Denver—Twenty-two states, six Colorado state legislators, and multiple advocacy groups have filed friend-of-the-court briefs with the Colorado Supreme Court, asking it to uphold the First Amendment freedoms of cake artist Jack Phillips and Masterpiece Cakeshop.
The case name is: Scardina v. Masterpiece Cakeshop
Alliance Defending Freedom (ADF) attorneys representing Phillips and his cake shop filed an appeal last month with the state’s high court after an appeals court held that the state can force Phillips to express messages that violate his beliefs.
The same attorney who had filed an unsuccessful complaint with the Colorado Civil Rights Commission in 2017 commenced a lawsuit in state court over the same custom cake request that the attorney had originally made in 2017.
The cake request was for a custom-designed cake, pink on the inside and blue on the outside, to reflect and celebrate a gender transition.
The response: Masterpiece Cakeshop declined that request because the customer specifically requested that the cake express messages and celebrate an event in conflict with owner Jack Phillips’ religious beliefs. The decision was not because of the person who requested it, as Phillips would not create a cake expressing the requested message no matter who asked for it.
Free speech matters
“Free speech is for everyone. No one should be forced to express a message that violates their core beliefs,” said ADF Senior Counsel Jake Warner.
“More than a decade ago, Colorado officials began targeting Jack, misusing state law to force him to create art celebrating messages he does not believe.
“Then an activist attorney continued that crusade. This cruelty must stop. One need not agree with Jack’s views to agree that Americans should not be compelled to express what they don’t believe.”
Same issue on U.S. Supreme Court docket
“The same law being used to punish Jack is also at issue now at the U.S. Supreme Court in 303 Creative v. Elenis,” says Warner.
“The court there should reject Colorado’s attempt to drive views it disfavors from the public square and affirm that graphic artist Lorie Smith and all artists—writers, painters, photographers, filmmakers, calligraphers, cake artists, and more—have the right to create freely without fear of government punishment,” Warner adds.
What’s at stake
“Cultural winds may shift,” Warner underscores, “but freedom of speech is foundational to our self-government and to the free and fearless pursuit of truth.”
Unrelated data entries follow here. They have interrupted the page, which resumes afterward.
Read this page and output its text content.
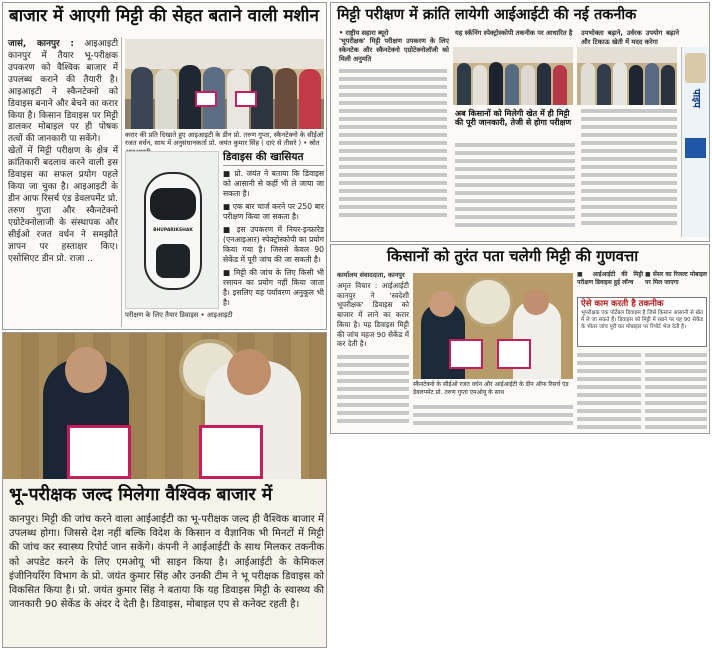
बाजार में आएगी मिट्टी की सेहत बताने वाली मशीन
जासं, कानपुर : आइआइटी कानपुर में तैयार भू-परीक्षक उपकरण को वैश्विक बाजार में उपलब्ध कराने की तैयारी है। आइआइटी ने स्कैनटेक्नो को डिवाइस बनाने और बेचने का करार किया है। किसान डिवाइस पर मिट्टी डालकर मोबाइल पर ही पोषक तत्वों की जानकारी पा सकेंगे।
खेतों में मिट्टी परीक्षण के क्षेत्र में क्रांतिकारी बदलाव करने वाली इस डिवाइस का सफल प्रयोग पहले किया जा चुका है। आइआइटी के डीन आफ रिसर्च एंड डेवलपमेंट प्रो. तरुण गुप्ता और स्कैनटेक्नो एग्रोटेक्नोलाजी के संस्थापक और सीईओ रजत वर्धन ने समझौते ज्ञापन पर हस्ताक्षर किए। एसोसिएट डीन प्रो. राजा ..
करार की प्रति दिखाते हुए आइआइटी के डीन प्रो. तरुण गुप्ता, स्कैनटेक्नो के सीईओ रजत वर्धन, साथ में अनुसंधानकर्ता प्रो. जयंत कुमार सिंह ( दाएं से तीसरे ) • स्रोत
BHUPARIKSHAK
परीक्षण के लिए तैयार डिवाइस • आइआइटी
डिवाइस की खासियत
■ प्रो. जयंत ने बताया कि डिवाइस को आसानी से कहीं भी ले जाया जा सकता है।
■ एक बार चार्ज करने पर 250 बार परीक्षण किया जा सकता है।
■ इस उपकरण में नियर-इन्फ्रारेड (एनआइआर) स्पेक्ट्रोस्कोपी का प्रयोग किया गया है। जिससे केवल 90 सेकेंड में पूरी जांच की जा सकती है।
■ मिट्टी की जांच के लिए किसी भी रसायन का प्रयोग नहीं किया जाता है। इसलिए यह पर्यावरण अनुकूल भी है।
मिट्टी परीक्षण में क्रांति लायेगी आईआईटी की नई तकनीक
• राष्ट्रीय सहारा ब्यूरो
'भूपरीक्षक' मिट्टी परीक्षण उपकरण के लिए स्केनटेक और स्कैनटेक्नो एग्रोटेक्नोलॉजी को मिली अनुमति
यह स्कॅनिंग स्पेक्ट्रोस्कोपी तकनीक पर आधारित है	उपभोक्ता बढ़ाने, उर्वरक उपयोग बढ़ाने और टिकाऊ खेती में मदद करेगा
अब किसानों को मिलेगी खेत में ही मिट्टी की पूरी जानकारी, तेजी से होगा परीक्षण
पाइप
किसानों को तुरंत पता चलेगी मिट्टी की गुणवत्ता
कार्यालय संवाददाता, कानपुर
अमृत विचार : आईआईटी कानपुर ने 'स्वदेशी भूपरीक्षक' डिवाइस को बाजार में लाने का करार किया है। यह डिवाइस मिट्टी की जांच महज 90 सेकेंड में कर देती है।
स्कैनटेक्नो के सीईओ रजत वर्धन और आईआईटी के डीन ऑफ रिसर्च एंड डेवलपमेंट प्रो. तरुण गुप्ता एमओयू के साथ
■ आईआईटी की मिट्टी परीक्षण डिवाइस हुई लॉन्च
■ सेंसर का रिजल्ट मोबाइल पर मिल जाएगा
ऐसे काम करती है तकनीक
भूपरीक्षक एक पोर्टेबल डिवाइस है जिसे किसान आसानी से खेत में ले जा सकते हैं। डिवाइस को मिट्टी में रखने पर यह 90 सेकेंड के भीतर जांच पूरी कर मोबाइल पर रिपोर्ट भेज देती है।
भू-परीक्षक जल्द मिलेगा वैश्विक बाजार में

कानपुर। मिट्टी की जांच करने वाला आईआईटी का भू-परीक्षक जल्द ही वैश्विक बाजार में उपलब्ध होगा। जिससे देश नहीं बल्कि विदेश के किसान व वैज्ञानिक भी मिनटों में मिट्टी की जांच कर स्वास्थ्य रिपोर्ट जान सकेंगे। कंपनी ने आईआईटी के साथ मिलकर तकनीक को अपडेट करने के लिए एमओयू भी साइन किया है। आईआईटी के केमिकल इंजीनियरिंग विभाग के प्रो. जयंत कुमार सिंह और उनकी टीम ने भू परीक्षक डिवाइस को विकसित किया है। प्रो. जयंत कुमार सिंह ने बताया कि यह डिवाइस मिट्टी के स्वास्थ्य की जानकारी 90 सेकेंड के अंदर दे देती है। डिवाइस, मोबाइल एप से कनेक्ट रहती है।
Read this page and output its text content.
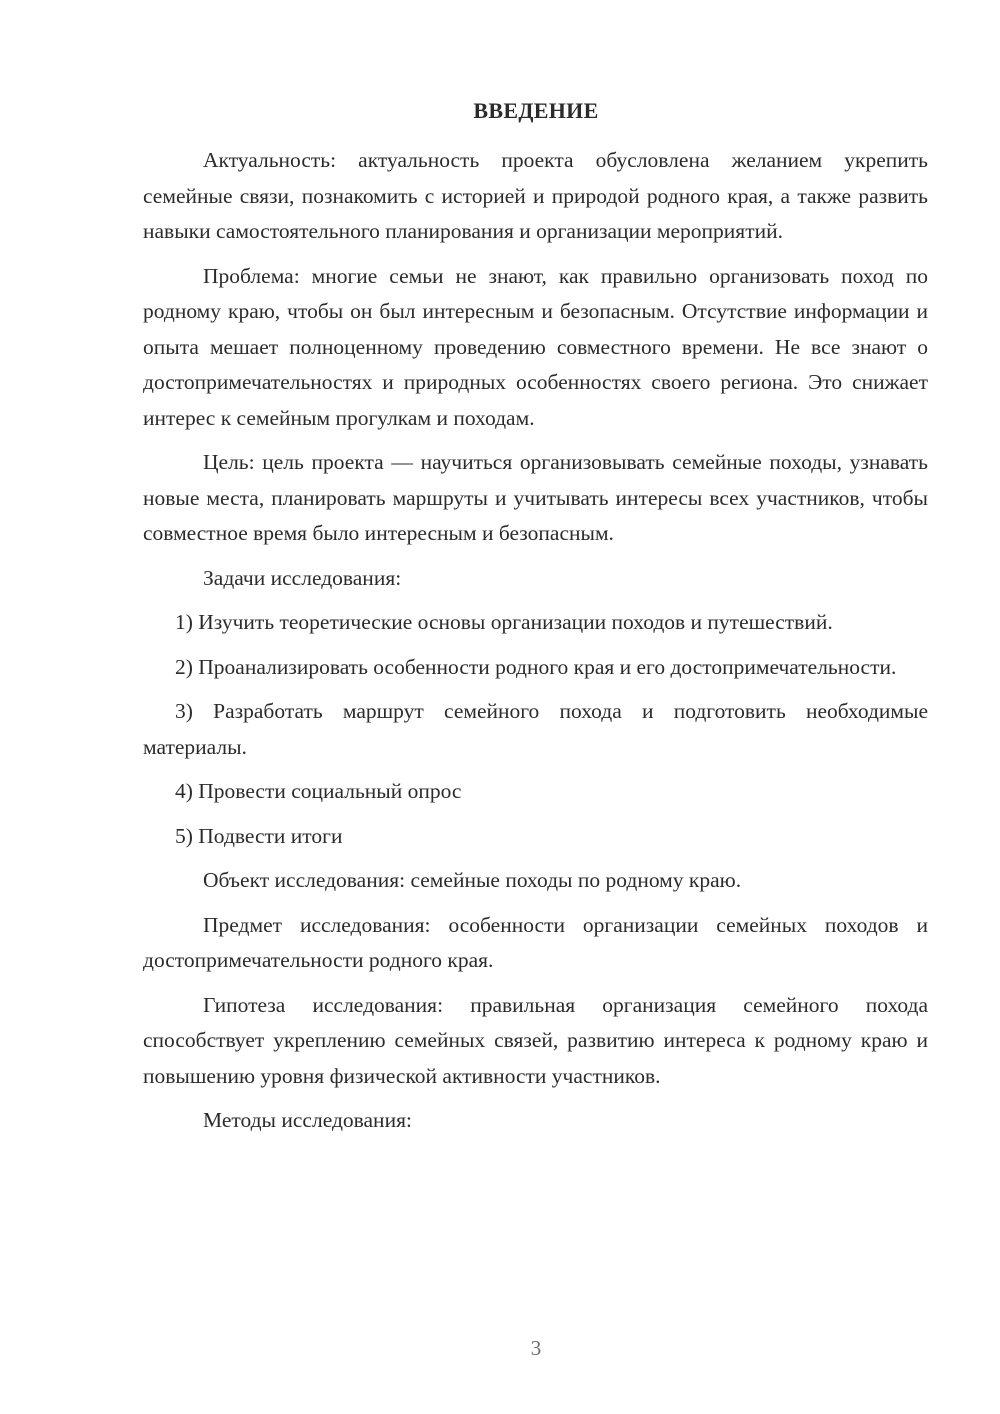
ВВЕДЕНИЕ

Актуальность: актуальность проекта обусловлена желанием укрепить семейные связи, познакомить с историей и природой родного края, а также развить навыки самостоятельного планирования и организации мероприятий.

Проблема: многие семьи не знают, как правильно организовать поход по родному краю, чтобы он был интересным и безопасным. Отсутствие информации и опыта мешает полноценному проведению совместного времени. Не все знают о достопримечательностях и природных особенностях своего региона. Это снижает интерес к семейным прогулкам и походам.

Цель: цель проекта — научиться организовывать семейные походы, узнавать новые места, планировать маршруты и учитывать интересы всех участников, чтобы совместное время было интересным и безопасным.

Задачи исследования:

1) Изучить теоретические основы организации походов и путешествий.

2) Проанализировать особенности родного края и его достопримечательности.

3) Разработать маршрут семейного похода и подготовить необходимые материалы.

4) Провести социальный опрос

5) Подвести итоги

Объект исследования: семейные походы по родному краю.

Предмет исследования: особенности организации семейных походов и достопримечательности родного края.

Гипотеза исследования: правильная организация семейного похода способствует укреплению семейных связей, развитию интереса к родному краю и повышению уровня физической активности участников.

Методы исследования:

3
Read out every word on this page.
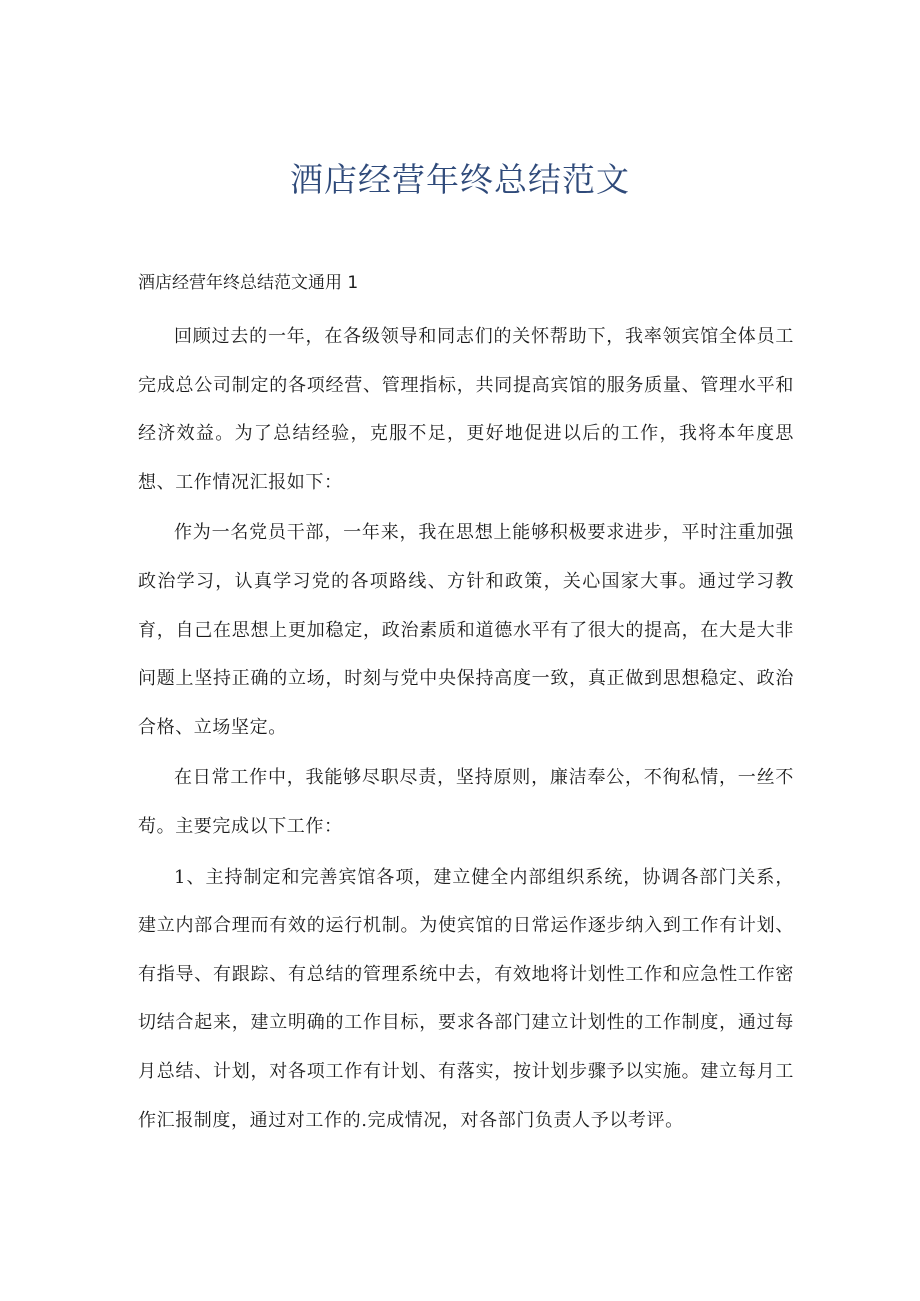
酒店经营年终总结范文
酒店经营年终总结范文通用 1

回顾过去的一年，在各级领导和同志们的关怀帮助下，我率领宾馆全体员工完成总公司制定的各项经营、管理指标，共同提高宾馆的服务质量、管理水平和经济效益。为了总结经验，克服不足，更好地促进以后的工作，我将本年度思想、工作情况汇报如下：

作为一名党员干部，一年来，我在思想上能够积极要求进步，平时注重加强政治学习，认真学习党的各项路线、方针和政策，关心国家大事。通过学习教育，自己在思想上更加稳定，政治素质和道德水平有了很大的提高，在大是大非问题上坚持正确的立场，时刻与党中央保持高度一致，真正做到思想稳定、政治合格、立场坚定。

在日常工作中，我能够尽职尽责，坚持原则，廉洁奉公，不徇私情，一丝不苟。主要完成以下工作：

1、主持制定和完善宾馆各项，建立健全内部组织系统，协调各部门关系，建立内部合理而有效的运行机制。为使宾馆的日常运作逐步纳入到工作有计划、有指导、有跟踪、有总结的管理系统中去，有效地将计划性工作和应急性工作密切结合起来，建立明确的工作目标，要求各部门建立计划性的工作制度，通过每月总结、计划，对各项工作有计划、有落实，按计划步骤予以实施。建立每月工作汇报制度，通过对工作的.完成情况，对各部门负责人予以考评。
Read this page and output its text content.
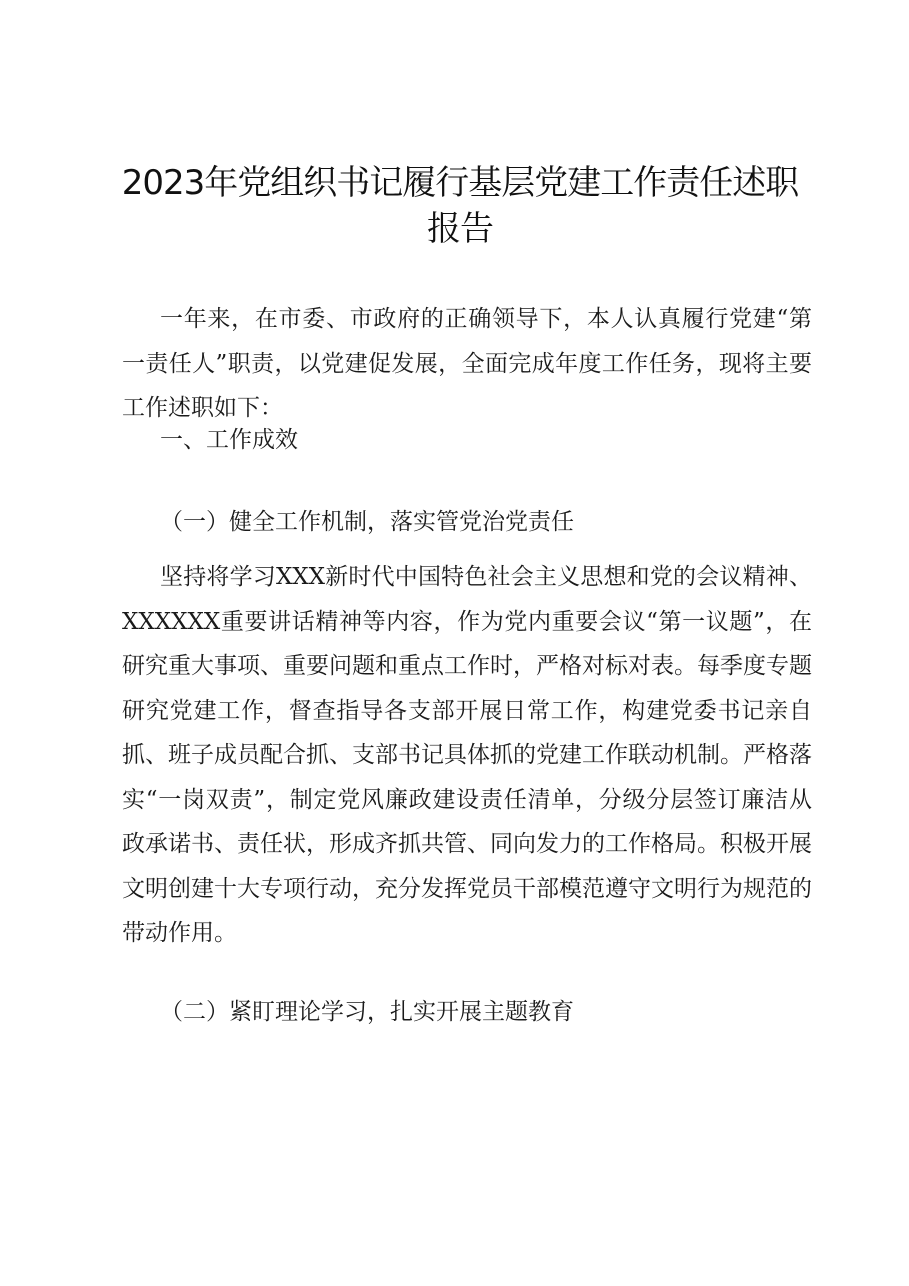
2023年党组织书记履行基层党建工作责任述职报告
一年来，在市委、市政府的正确领导下，本人认真履行党建“第一责任人”职责，以党建促发展，全面完成年度工作任务，现将主要工作述职如下：
一、工作成效
（一）健全工作机制，落实管党治党责任
坚持将学习XXX新时代中国特色社会主义思想和党的会议精神、XXXXXX重要讲话精神等内容，作为党内重要会议“第一议题”，在研究重大事项、重要问题和重点工作时，严格对标对表。每季度专题研究党建工作，督查指导各支部开展日常工作，构建党委书记亲自抓、班子成员配合抓、支部书记具体抓的党建工作联动机制。严格落实“一岗双责”，制定党风廉政建设责任清单，分级分层签订廉洁从政承诺书、责任状，形成齐抓共管、同向发力的工作格局。积极开展文明创建十大专项行动，充分发挥党员干部模范遵守文明行为规范的带动作用。
（二）紧盯理论学习，扎实开展主题教育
Activist attorney & strategy behind the CO lawsuits
On the same day the U.S. Supreme Court announced it would hear Phillips’ prior case where Colorado tried to force him to create a custom cake celebrating a same-sex wedding—a case in which Phillips prevailed in 2018—an activist attorney called Masterpiece Cakeshop requesting that Phillips create a custom cake that would symbolize and celebrate a gender transition.
The attorney then called again to request another custom cake, one depicting Satan smoking marijuana, to “correct the errors of [Phillips’] thinking.”
Phillips declined both requests because the cakes expressed messages that violate his core beliefs. The activist then filed this lawsuit. Phillips works with all people and always decides whether to create a custom cake based on what message it will express, not who requests it.
ADF attorneys are litigating both Phillips’ case, Scardina v. Masterpiece Cakeshop, and Smith’s case, 303 Creative v. Elenis.
A brief led by Arkansas and joined by 21 other states explains that “Phillips’s religion teaches him that biological sex is immutable,” so he cannot “create a cake symbolizing gender transition. The lower courts held that Phillips” must create “the cake anyway. But compelling Phillips to speak contrary to his religious beliefs violates the First Amendment. This Court should take Phillips’s case and reverse.”
“The beacon of liberty fails to shine when freedom dies on the pulpit of the civil authority’s demands to supplant its will and opinion of morality for that of its citizens,” six Colorado state legislators wrote in their supporting brief.
“The promise of liberty amounts to nothing more than empty subterfuge when the State punishes its citizens for expressing their thoughts and views inhering in their personal identity. Persecution of religious identity via compelled speech imposed by the State upon [Phillips and Masterpiece Cakeshop], must not stand in the United States.
The First Amendment, promulgated to protect free expression and religious tolerance, requires reversal of the Court of Appeals overreaching judgment.”